Emotional und wortkarg
Ist das Rokos/Addica-Drehbuch bei Forster auf fruchtbaren Boden gefallen, so hatten Halle Berry und Billy Bob Thornton als Schauspieler mindestens ebenso grossen Anteil am Gelingen von "Monster's Ball": Während Berry mit einer an emotionalen Heftigkeit kaum zu überbietenden Leistung brilliert und als ernst zu nehmende Anwärterin auf den Oscar für die beste weibliche Hauptrolle gilt, überzeugt Thornton nach "The Man Who Wasn't There" erneut in der Rolle des einsilbigen Schwerenöters: Wie bei Humphrey Bogart verschmelzen markante Gesichtszüge und unauffälliges Mienenspiel zur stillen, aber unvermindert charismatischen Performance.

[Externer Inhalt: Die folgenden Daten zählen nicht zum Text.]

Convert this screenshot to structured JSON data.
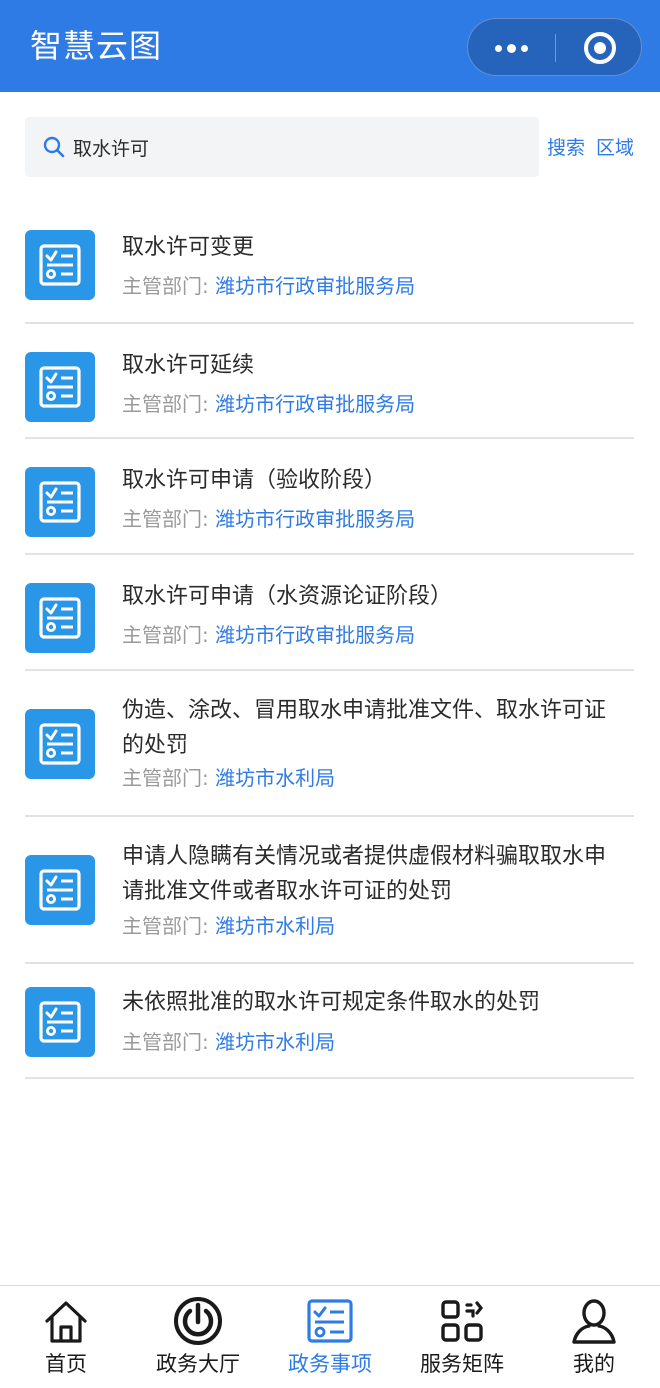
{
  "header": {
    "title": "智慧云图"
  },
  "search": {
    "value": "取水许可",
    "search_label": "搜索",
    "region_label": "区域"
  },
  "items": [
    {
      "title": "取水许可变更",
      "dept_label": "主管部门:",
      "dept": "潍坊市行政审批服务局"
    },
    {
      "title": "取水许可延续",
      "dept_label": "主管部门:",
      "dept": "潍坊市行政审批服务局"
    },
    {
      "title": "取水许可申请（验收阶段）",
      "dept_label": "主管部门:",
      "dept": "潍坊市行政审批服务局"
    },
    {
      "title": "取水许可申请（水资源论证阶段）",
      "dept_label": "主管部门:",
      "dept": "潍坊市行政审批服务局"
    },
    {
      "title": "伪造、涂改、冒用取水申请批准文件、取水许可证的处罚",
      "dept_label": "主管部门:",
      "dept": "潍坊市水利局"
    },
    {
      "title": "申请人隐瞒有关情况或者提供虚假材料骗取取水申请批准文件或者取水许可证的处罚",
      "dept_label": "主管部门:",
      "dept": "潍坊市水利局"
    },
    {
      "title": "未依照批准的取水许可规定条件取水的处罚",
      "dept_label": "主管部门:",
      "dept": "潍坊市水利局"
    }
  ],
  "tabbar": {
    "tabs": [
      {
        "label": "首页",
        "icon": "home-icon",
        "active": false
      },
      {
        "label": "政务大厅",
        "icon": "power-dial-icon",
        "active": false
      },
      {
        "label": "政务事项",
        "icon": "checklist-icon",
        "active": true
      },
      {
        "label": "服务矩阵",
        "icon": "qr-grid-icon",
        "active": false
      },
      {
        "label": "我的",
        "icon": "user-icon",
        "active": false
      }
    ]
  },
  "colors": {
    "primary": "#2f7be6",
    "item_icon_bg": "#2a96e8",
    "muted": "#9a9a9a"
  }
}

"Monster's Ball" - das ist das Henkersfest, die Abschiedsparty, welche den Todestrakt-Insassen am Abend vor ihrer Hinrichtung zuteil wird. Lawrence Musgrove (Sean "Puff Daddy" Combs) wird nach Jahren der Haft im Bundesstaat Georgia auf den elektrischen Stuhl geschickt. Während seine Frau Leticia (Halle Berry) und Sohn Tyrell (Coronji Calhoun) daheim auf einen letzten Anruf warten, treffen der Strafvollzugsbeamte Hank (Billy Bob Thornton) und dessen Sohn Sonny (Heath Ledger) die Vorbereitungen für Musgroves Hinrichtung.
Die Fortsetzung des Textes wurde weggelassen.